The Planetary Society's Mars Microphone is on board the lander, and as far as we can tell, in good shape. We hope to hear sounds from Mars within the first day after landing. The Mars Polar Lander project just completed its Operations Readiness Test, which involved simulating commands and telemetry for all the science data.
Microphone data will be obtained at the beginning of the mission as part of the LIDAR instrument data stream. The University of California built the microphone, which is included within the Russian-built LIDAR experiment. The LIDAR is the first Russian instrument to fly on a U.S. planetary spacecraft. It will measure the haziness and particle content of the atmosphere.
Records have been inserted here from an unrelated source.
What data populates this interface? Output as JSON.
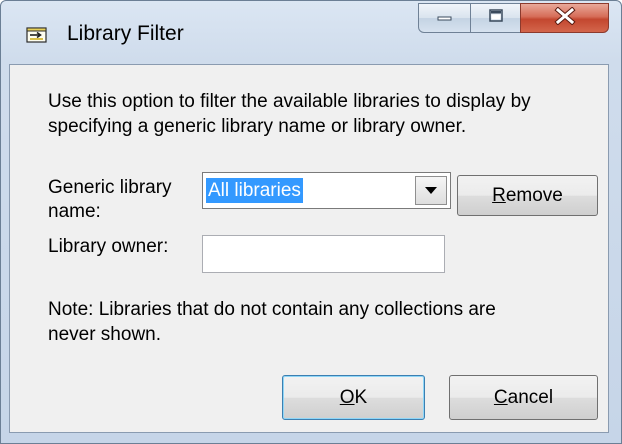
{
  "window": {
    "title": "Library Filter",
    "app_icon": "filter-window-icon"
  },
  "caption_buttons": {
    "minimize_icon": "minimize-icon",
    "maximize_icon": "maximize-icon",
    "close_icon": "close-icon"
  },
  "description": "Use this option to filter the available libraries to display by specifying a generic library name or library owner.",
  "generic_name": {
    "label": "Generic library name:",
    "value": "All libraries",
    "dropdown_icon": "dropdown-arrow-icon"
  },
  "owner": {
    "label": "Library owner:",
    "value": ""
  },
  "remove_button": {
    "accel": "R",
    "rest": "emove"
  },
  "note": "Note: Libraries that do not contain any collections are never shown.",
  "ok_button": {
    "accel": "O",
    "rest": "K"
  },
  "cancel_button": {
    "accel": "C",
    "rest": "ancel"
  },
  "colors": {
    "selection": "#3399ff",
    "close_button": "#c94a33",
    "dialog_background": "#f0f0f0"
  }
}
Communications from the spacecraft had been planned to be relayed through Mars Climate Orbiter once it landed. Now, however, it will go over backup communication links -- direct to Earth from the lander (at lower data rates, but with more frequent communications periods) and through Mars Global Surveyor, now carrying out a successful mission in Mars orbit. The Mars Global Surveyor link will not occur, however, until after the first few days of landing, since it will be preoccupied with data from the Deep Space 2 microprobes, which are also landing on Mars this December 3.
The data received from the lander depends on how much power is available for the spacecraft and how accurately the antenna is pointed to Earth. The power depends on how much of the solar panels face the sun and how hazy the atmosphere is and whether any dust gets on the solar panel. None of these conditions will be known until the spacecraft lands.
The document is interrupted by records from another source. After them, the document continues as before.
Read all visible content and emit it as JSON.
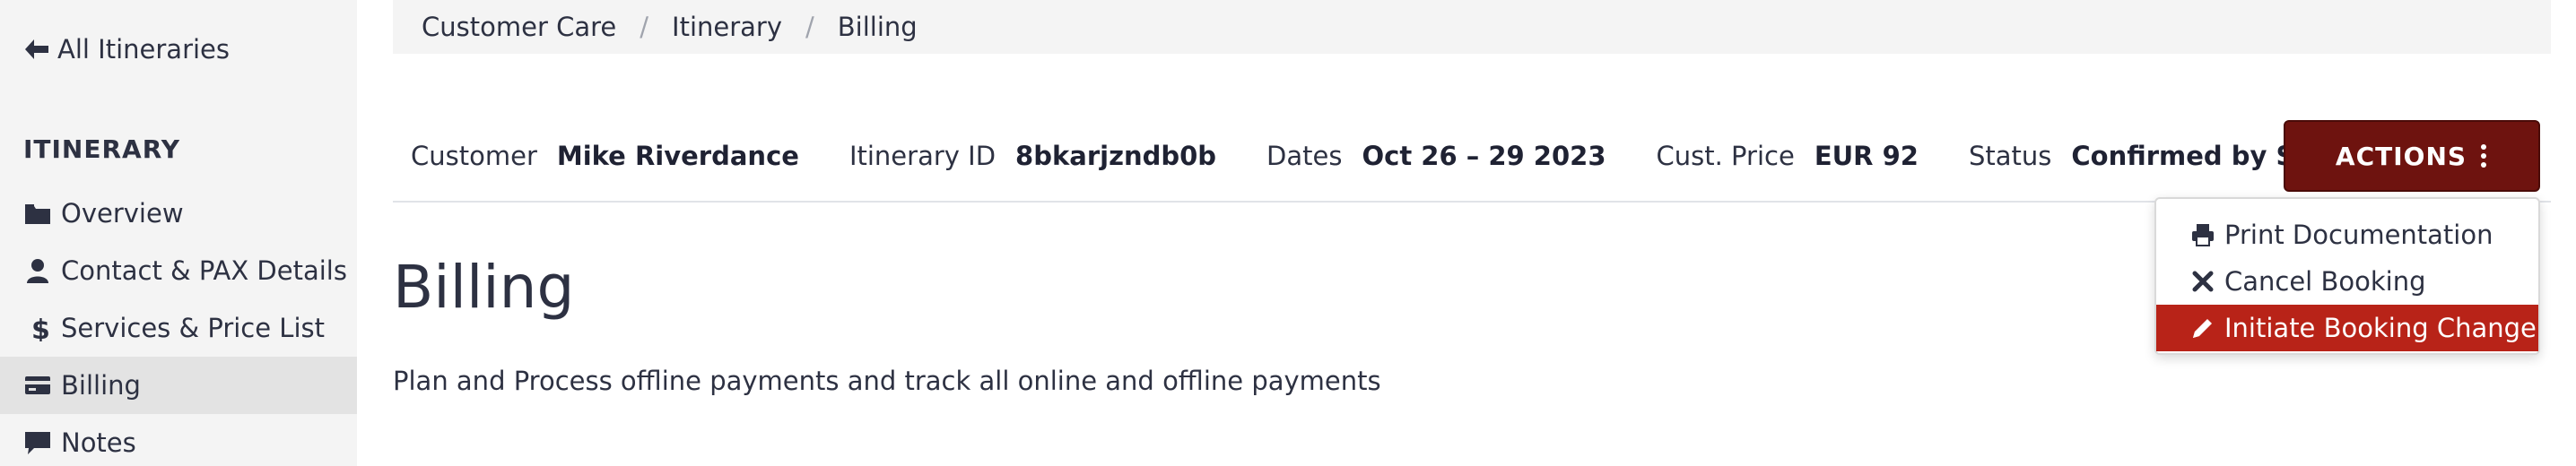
{
  "sidebar": {
    "back_label": "All Itineraries",
    "section_title": "ITINERARY",
    "items": [
      {
        "label": "Overview",
        "icon": "folder-icon"
      },
      {
        "label": "Contact & PAX Details",
        "icon": "user-icon"
      },
      {
        "label": "Services & Price List",
        "icon": "dollar-icon"
      },
      {
        "label": "Billing",
        "icon": "credit-card-icon",
        "active": true
      },
      {
        "label": "Notes",
        "icon": "comment-icon"
      }
    ]
  },
  "breadcrumb": [
    "Customer Care",
    "Itinerary",
    "Billing"
  ],
  "info": {
    "customer_label": "Customer",
    "customer_value": "Mike Riverdance",
    "itinerary_label": "Itinerary ID",
    "itinerary_value": "8bkarjzndb0b",
    "dates_label": "Dates",
    "dates_value": "Oct 26 – 29 2023",
    "price_label": "Cust. Price",
    "price_value": "EUR 92",
    "status_label": "Status",
    "status_value": "Confirmed by Supplier & Paid"
  },
  "actions": {
    "label": "ACTIONS",
    "menu": [
      {
        "label": "Print Documentation",
        "icon": "print-icon"
      },
      {
        "label": "Cancel Booking",
        "icon": "close-icon"
      },
      {
        "label": "Initiate Booking Change",
        "icon": "pencil-icon",
        "highlighted": true
      }
    ]
  },
  "main": {
    "title": "Billing",
    "subtitle": "Plan and Process offline payments and track all online and offline payments"
  },
  "colors": {
    "actions_bg": "#6e130f",
    "highlight_bg": "#b82318",
    "sidebar_bg": "#f4f4f4",
    "active_item_bg": "#e3e3e3"
  }
}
But assuming all goes as expected (and it could go better, or worse), Mars Microphone data will be part of the early data streams from the spacecraft. Once it is received, it will take several hours to process (after all, no one has ever received microphone data from Mars before), and then it will be made available to the world. You will be able to hear the first sounds from Mars as part of our Planetfest '99 program, and witness the first three days of the Mars Polar Lander mission.
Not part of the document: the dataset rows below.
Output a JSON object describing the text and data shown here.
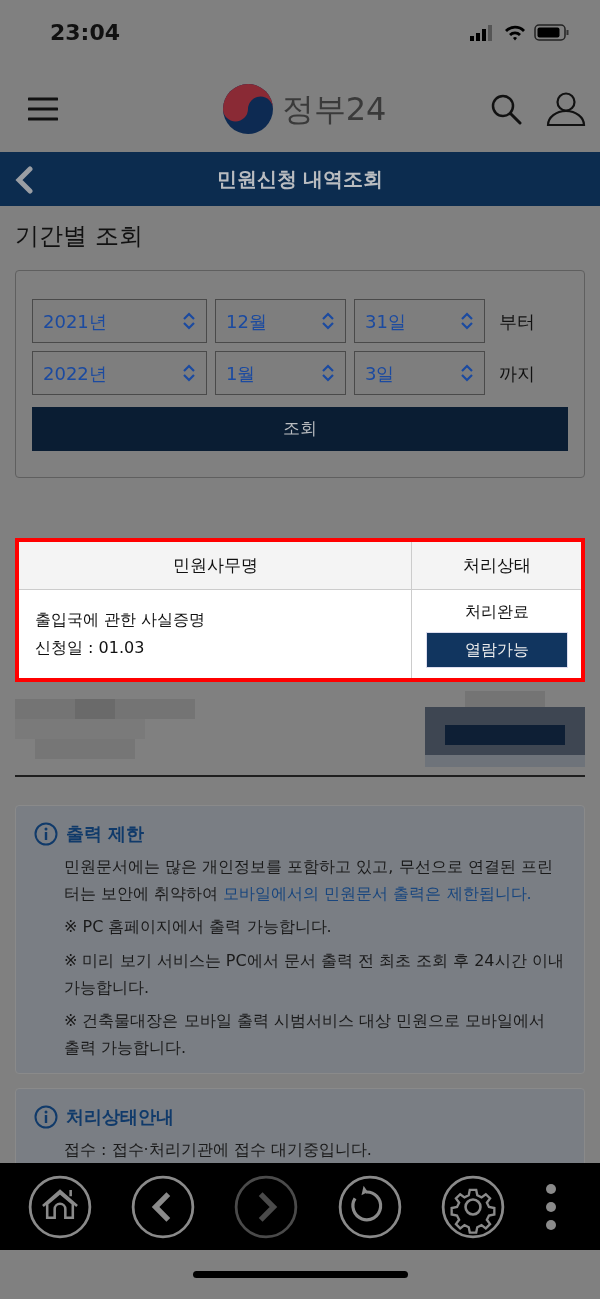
{
  "status_bar": {
    "time": "23:04"
  },
  "header": {
    "logo_text": "정부24"
  },
  "title_bar": {
    "title": "민원신청 내역조회"
  },
  "section_title": "기간별 조회",
  "date_range": [
    {
      "year": "2021년",
      "month": "12월",
      "day": "31일",
      "suffix": "부터"
    },
    {
      "year": "2022년",
      "month": "1월",
      "day": "3일",
      "suffix": "까지"
    }
  ],
  "search_button": "조회",
  "table": {
    "highlighted": true,
    "columns": [
      "민원사무명",
      "처리상태"
    ],
    "rows": [
      {
        "name": "출입국에 관한 사실증명",
        "date": "신청일 : 01.03",
        "status": "처리완료",
        "action": "열람가능"
      }
    ]
  },
  "notices": [
    {
      "title": "출력 제한",
      "paragraphs": [
        {
          "text": "민원문서에는 많은 개인정보를 포함하고 있고, 무선으로 연결된 프린터는 보안에 취약하여 ",
          "emphasis": "모바일에서의 민원문서 출력은 제한됩니다."
        },
        {
          "text": "※ PC 홈페이지에서 출력 가능합니다."
        },
        {
          "text": "※ 미리 보기 서비스는 PC에서 문서 출력 전 최초 조회 후 24시간 이내 가능합니다."
        },
        {
          "text": "※ 건축물대장은 모바일 출력 시범서비스 대상 민원으로 모바일에서 출력 가능합니다."
        }
      ]
    },
    {
      "title": "처리상태안내",
      "paragraphs": [
        {
          "text": "접수 : 접수·처리기관에 접수 대기중입니다."
        }
      ]
    }
  ],
  "toolbar": [
    {
      "kind": "home",
      "disabled": false
    },
    {
      "kind": "back",
      "disabled": false
    },
    {
      "kind": "forward",
      "disabled": true
    },
    {
      "kind": "reload",
      "disabled": false
    },
    {
      "kind": "settings",
      "disabled": false
    },
    {
      "kind": "more",
      "disabled": false
    }
  ]
}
The first sounds will most likely be that of the spacecraft itself -- those of the robotic arm being un-stowed and deployed. We want to experience the loudest sounds we can find at first. By the second or third day, we will try to correlate the sound recording with periods of quietness, to see what natural sounds we might discover on Mars.
The Planetary Society funded the microphone onboard the Mars Polar Lander at no cost to NASA and with no interference to the project’s science goals. We owe tremendous gratitude to our Russian colleagues from the Space Research Institute who integrated into their LIDAR instrument and tested it, as well as to the University of California, Berkeley, Space Science Labs who built it, the Mars Volatiles and Climate Surveyor payload team, and the Mars Surveyor Operations Project personnel now conducting the mission.